Area-weighted coverage (where a cell contributes proportionally to
how much of it lies inside the polygon) is not yet supported —
the current path is cell-centre-based. An area-weighted
method="fractional" implementation is planned; see
planning/dask/zonal_stats/ for the full plan.
Lazy LazyFeatureCollection inputs are not yet supported — call
.compute() first. Tracked as a follow-on against DASK-25.
Interacting with the dask.array.Array#
Once you have a lazy array, every dask.array operation is
available — pyramids does not add a custom wrapper. Common patterns:
lazy = ds.read_array(chunks=(1024, 1024))
# reductions
lazy.mean().compute()
lazy.max(axis=(1, 2)).compute() # per-band max
# arithmetic — builds graph, no I/O yet
normalised = (lazy - lazy.mean()) / lazy.std()
# pixel-wise where
mask = lazy > 100
masked = lazy.where(mask, other=0)
# rechunk (cheap — just graph rewrite)
rechunked = lazy.rechunk((1, 2048, 2048))
# persist into worker memory (keeps lazy)
lazy_persisted = lazy.persist()
as_numpy(arr) and is_lazy(arr) from pyramids.base.protocols are
the two dispatch helpers you'll reach for in mixed-backend code:
from pyramids.base.protocols import is_lazy, as_numpy
result = ds.read_array(chunks="auto")
# ... build graph ...
if is_lazy(result):
result = as_numpy(result) # forces compute, no-op for numpy
Minimal-install behaviour#
Dataset.read_array(chunks=...) with no dask installed raises:
ImportError: chunks= requires the optional 'dask' dependency.
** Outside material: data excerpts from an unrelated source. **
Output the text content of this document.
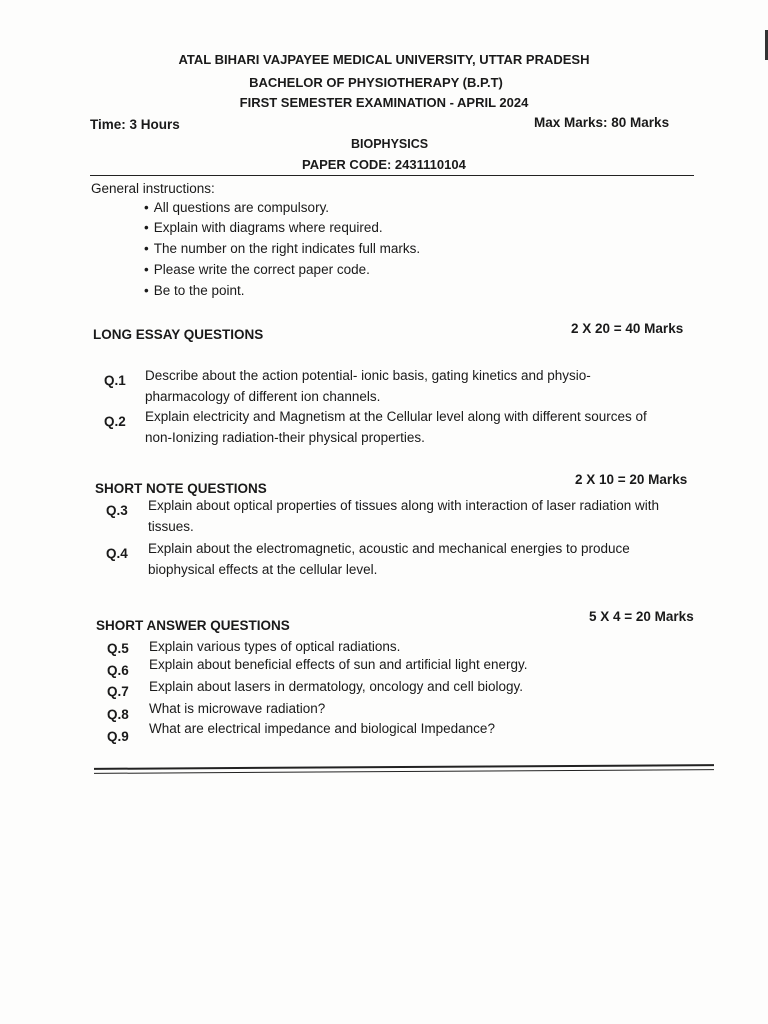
ATAL BIHARI VAJPAYEE MEDICAL UNIVERSITY, UTTAR PRADESH
BACHELOR OF PHYSIOTHERAPY (B.P.T)
FIRST SEMESTER EXAMINATION - APRIL 2024
Time: 3 Hours	Max Marks: 80 Marks
BIOPHYSICS
PAPER CODE: 2431110104
General instructions:
• All questions are compulsory.
• Explain with diagrams where required.
• The number on the right indicates full marks.
• Please write the correct paper code.
• Be to the point.
LONG ESSAY QUESTIONS	2 X 20 = 40 Marks
Q.1 Describe about the action potential- ionic basis, gating kinetics and physio-pharmacology of different ion channels.
Q.2 Explain electricity and Magnetism at the Cellular level along with different sources of non-Ionizing radiation-their physical properties.
SHORT NOTE QUESTIONS
2 X 10 = 20 Marks
Q.3 Explain about optical properties of tissues along with interaction of laser radiation with tissues.
Q.4 Explain about the electromagnetic, acoustic and mechanical energies to produce biophysical effects at the cellular level.
SHORT ANSWER QUESTIONS
5 X 4 = 20 Marks
Q.5 Explain various types of optical radiations.
Q.6 Explain about beneficial effects of sun and artificial light energy.
Q.7 Explain about lasers in dermatology, oncology and cell biology.
Q.8 What is microwave radiation?
Q.9
What are electrical impedance and biological Impedance?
Install
with: pip install 'pyramids-gis[lazy]'
Dataset.to_zarr raises the same error naming both dask and zarr
(the extra pulls both). Dataset.focal_*, slope, aspect,
hillshade all work eagerly without the extra; only the chunks=
branch gates on it. Dataset.zonal_stats works eagerly with no
optional extras.
Worked example — Sentinel-2 COG on AWS#
from pyramids import configure
from pyramids.dataset import Dataset
configure(cloud_defaults=True, aws={"aws_unsigned": True})
url = (
"https://sentinel-cogs.s3.us-west-2.amazonaws.com/"
"sentinel-s2-l2a-cogs/35/T/LM/2022/7/"
"S2A_35TLM_20220716_0_L2A/B08.tif"
)
nir = Dataset.read_file(url)
# Read a 2048×2048 tile near the scene centre as a lazy chunked array.
lazy = nir.read_array(chunks=(512, 512))
print(lazy.shape) # (10980, 10980)
# Reduce without loading everything.
peak = lazy.max().compute()
print(f"max DN: {peak}")
The full, runnable version is
docs/examples/dataset/dask-lazy-datasets.ipynb.